Interviewing on the Phone
If the interview is by phone, have a quiet place available where you won't be disturbed. Use a land line rather than a cell phone for better voice quality. If you've been caught off guard, ask whether you can have five minutes to prepare and then call the interviewer back. Have your résumé and notes in front of you, and refer to them when answering questions. Speak slowly and clearly -- your voice will play a large role in creating a good impression.
Your main goals as you approach the interview are to give a positive impression of yourself and to establish rapport with the interviewer. Smile as you greet the interviewer and use his or her last name with a courtesy title. Don't use the person's first name unless invited to. Maintain eye contact.

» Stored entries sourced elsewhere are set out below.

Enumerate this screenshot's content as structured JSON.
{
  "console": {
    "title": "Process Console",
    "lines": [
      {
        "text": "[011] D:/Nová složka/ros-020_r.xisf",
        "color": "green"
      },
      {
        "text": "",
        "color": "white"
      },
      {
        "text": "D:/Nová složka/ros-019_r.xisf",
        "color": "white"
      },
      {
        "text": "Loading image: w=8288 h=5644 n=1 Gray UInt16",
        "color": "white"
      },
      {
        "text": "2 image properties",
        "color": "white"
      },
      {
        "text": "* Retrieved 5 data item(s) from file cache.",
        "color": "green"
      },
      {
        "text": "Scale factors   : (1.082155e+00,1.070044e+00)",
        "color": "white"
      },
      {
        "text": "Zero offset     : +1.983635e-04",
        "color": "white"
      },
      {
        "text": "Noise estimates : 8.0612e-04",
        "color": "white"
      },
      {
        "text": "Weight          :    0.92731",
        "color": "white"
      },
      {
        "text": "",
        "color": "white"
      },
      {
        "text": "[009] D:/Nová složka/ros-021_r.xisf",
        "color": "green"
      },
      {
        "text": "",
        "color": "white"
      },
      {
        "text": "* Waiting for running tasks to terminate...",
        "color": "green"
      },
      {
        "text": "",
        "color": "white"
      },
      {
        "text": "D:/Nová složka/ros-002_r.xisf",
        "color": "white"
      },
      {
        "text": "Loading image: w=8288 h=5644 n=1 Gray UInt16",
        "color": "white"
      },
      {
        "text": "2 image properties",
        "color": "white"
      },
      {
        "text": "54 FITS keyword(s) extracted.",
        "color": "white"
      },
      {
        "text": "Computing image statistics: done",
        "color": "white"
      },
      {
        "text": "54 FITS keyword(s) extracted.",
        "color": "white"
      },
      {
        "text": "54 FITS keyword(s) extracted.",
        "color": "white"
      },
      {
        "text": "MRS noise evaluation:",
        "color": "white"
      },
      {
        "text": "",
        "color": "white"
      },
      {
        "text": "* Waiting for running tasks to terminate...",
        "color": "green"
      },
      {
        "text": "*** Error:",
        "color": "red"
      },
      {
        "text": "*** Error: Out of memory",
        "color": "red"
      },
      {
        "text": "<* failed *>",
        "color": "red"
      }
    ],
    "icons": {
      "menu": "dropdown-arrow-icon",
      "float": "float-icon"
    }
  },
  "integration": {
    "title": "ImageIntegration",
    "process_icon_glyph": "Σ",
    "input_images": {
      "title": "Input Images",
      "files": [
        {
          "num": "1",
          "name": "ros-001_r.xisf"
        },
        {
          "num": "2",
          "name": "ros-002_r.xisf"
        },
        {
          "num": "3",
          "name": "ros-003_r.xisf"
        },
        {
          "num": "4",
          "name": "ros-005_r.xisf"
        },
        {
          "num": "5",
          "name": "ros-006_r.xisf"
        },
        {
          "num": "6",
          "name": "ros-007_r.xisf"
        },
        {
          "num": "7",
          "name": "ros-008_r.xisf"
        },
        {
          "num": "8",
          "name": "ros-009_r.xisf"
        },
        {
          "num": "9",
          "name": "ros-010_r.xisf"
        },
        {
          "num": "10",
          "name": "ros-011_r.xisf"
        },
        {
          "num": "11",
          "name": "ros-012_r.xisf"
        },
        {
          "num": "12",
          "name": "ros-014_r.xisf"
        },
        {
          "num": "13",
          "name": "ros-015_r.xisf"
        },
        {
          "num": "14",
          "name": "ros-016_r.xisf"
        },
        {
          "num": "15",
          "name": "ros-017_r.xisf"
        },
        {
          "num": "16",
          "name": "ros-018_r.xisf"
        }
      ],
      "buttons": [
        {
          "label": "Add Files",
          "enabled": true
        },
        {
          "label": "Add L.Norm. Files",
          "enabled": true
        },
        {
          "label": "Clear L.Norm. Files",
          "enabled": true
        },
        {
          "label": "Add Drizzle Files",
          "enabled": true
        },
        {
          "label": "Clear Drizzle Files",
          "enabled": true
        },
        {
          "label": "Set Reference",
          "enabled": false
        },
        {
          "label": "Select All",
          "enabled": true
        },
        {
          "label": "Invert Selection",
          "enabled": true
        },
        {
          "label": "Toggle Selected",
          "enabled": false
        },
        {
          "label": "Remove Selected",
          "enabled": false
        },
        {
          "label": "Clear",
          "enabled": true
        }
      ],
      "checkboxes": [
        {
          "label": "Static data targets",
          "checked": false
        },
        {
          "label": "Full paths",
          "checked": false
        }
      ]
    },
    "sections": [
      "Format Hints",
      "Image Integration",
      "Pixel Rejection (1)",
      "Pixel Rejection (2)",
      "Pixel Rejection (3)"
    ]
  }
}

Shake hands with a firm, confident grip. Don't sit down until invited to do so. Pay attention to your body language. Don't slouch -- it's better to sit straight up than to lean against the back of the chair. Don't fold your arms, cover your mouth or look away frequently -- these gestures can seem defensive and evasive to the interviewer.
It's also best not to tell jokes. Humor can be a good way to break the ice in a social situation, but it can be dangerous in a job interview. You want to come off as professional, not flippant. You shouldn't offer your opinions about non-work matters like politics or social issues.
Don't talk too much or too fast. Pause before you speak, and show that you're a good listener. One good tactic is to ask a question that lets the interviewer tell you something about himself or herself, such as when he or she started with the company. It shows your interest and puts the person at ease.